Onderwijs kan als doel hebben om de samenleving te veranderen: onderwijs wilt meebouwen
aan een betere, maar rechtvaardige samenleving
Onderwijs kan ook als doel hebben om de huidige samenleving te behouden en te beschermen
tegen economische of culturele ontwikkelingen
Er zijn verschillende theoretische benaderingen die de relatie tussen het onderwijs en de
samenleving bestuderen:
Functioneel-sociologische benadering
Sociaal-economische benadering
Cultureel-sociologische benadering
Conflict-sociologische benadering
Schoolpedagogische benadering
alle benaderingen gaan op een andere manier de relatie tussen het onderwijs en de samenleving
bestuderen, waarbij ze elk focussen op andere aspecten (en geven hierbij hun eigen opvattingen)
Sleutelauteur = auteurs van boeken/studies die een belangrijke bijdrage geleverd hebben tot het
basisvocabularium van een benadering
Er bestaan externe en interne benaderingen (op basis van waar de normativiteit zich bevindt):
Externe benaderingen
- Functioneel-sociologische benadering
- Sociaal-economische benadering
- Cultureel-antropologsche benadering
- Kritisch-sociologische benadering
deze benaderingen gaan de finaliteit en de inzet van het onderwijs definiëren van buitenaf (= het
leren op school als middel en instrument om die extern bepaalde finaliteit en inzet te realiseren)

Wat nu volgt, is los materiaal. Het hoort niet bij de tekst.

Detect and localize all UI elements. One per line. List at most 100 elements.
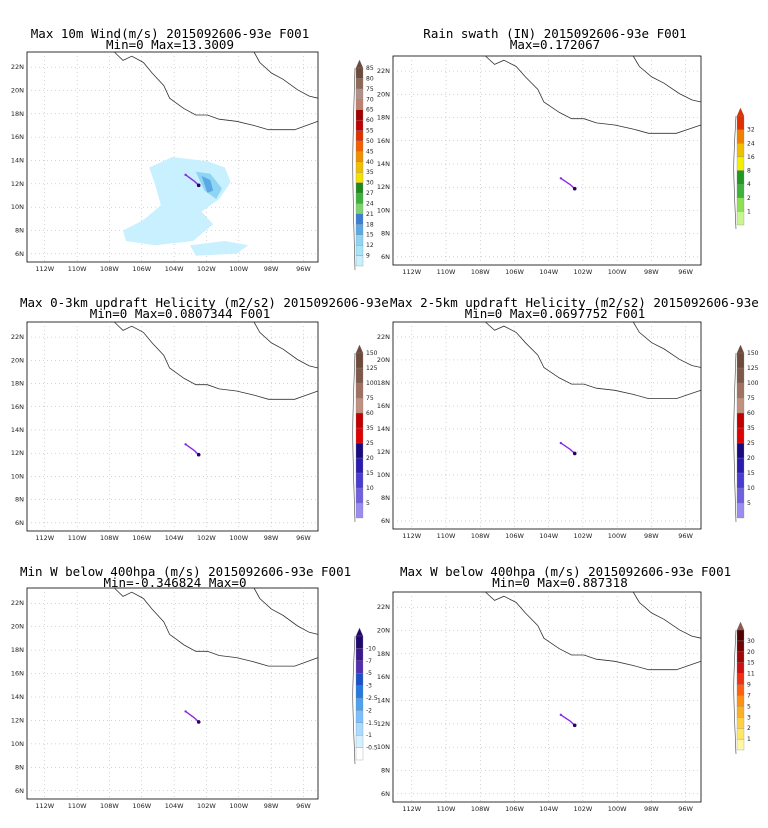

DAN wordt de normatieve inzet (wat onderwijs hoort te zijn) bepaald buiten het onderwijs, nl.
vanuit de samenleving
1
, Interne benaderingen
- School-pedagogische benadering
deze benaderingen gaan er vanuit dat schools leren bepaalde eigenschappen heeft die verbonden
zijn met een interne, eigen finaliteit en inzet
interne benaderingen zijn relevant voor maatschappelijke beslissingen over:
- De vormgeving van het onderwijs
- De wijze waarop leerkrachten kunnen en mogen school maken
2 FUNCTIONEEL-SOCIOLOGISCHE BENADERING
Sociologische benaderingen:
Focussen op de aspecten van menselijk samenleven (= hoe maatschappelijke orde tot stand
gekomen is)
Bestuderen de betekenis van onderwijs in en voor dat samenleven (= houdt zich bezig met het
begrijpen van de rol en impact van onderwijs in onze samenleving)
Een eerste variant van de sociologische benaderingen focust op een functionalistische invalshoek
= de maatschappelijke rol van het onderwijs bekijken vanuit de functies die het onderwijs heeft voor
het maatschappelijke leven
deze functies worden vaak vergeleken met het bestuderen van organen in het menselijk lichaam
(de betekenis en rol van een orgaan wordt afgeleid van de functie die het heeft voor het lichaam).
Grondlegger: Emile Durkheim
“onderwijs is een georganiseerde en geprofessionaliseerde socialisatie”
DUS: n het onderwijs wordt op een gestructureerde manier culturele kennis overgedragen door
professionals, met als doel om mensen voor te bereiden op deelname in de samenleving.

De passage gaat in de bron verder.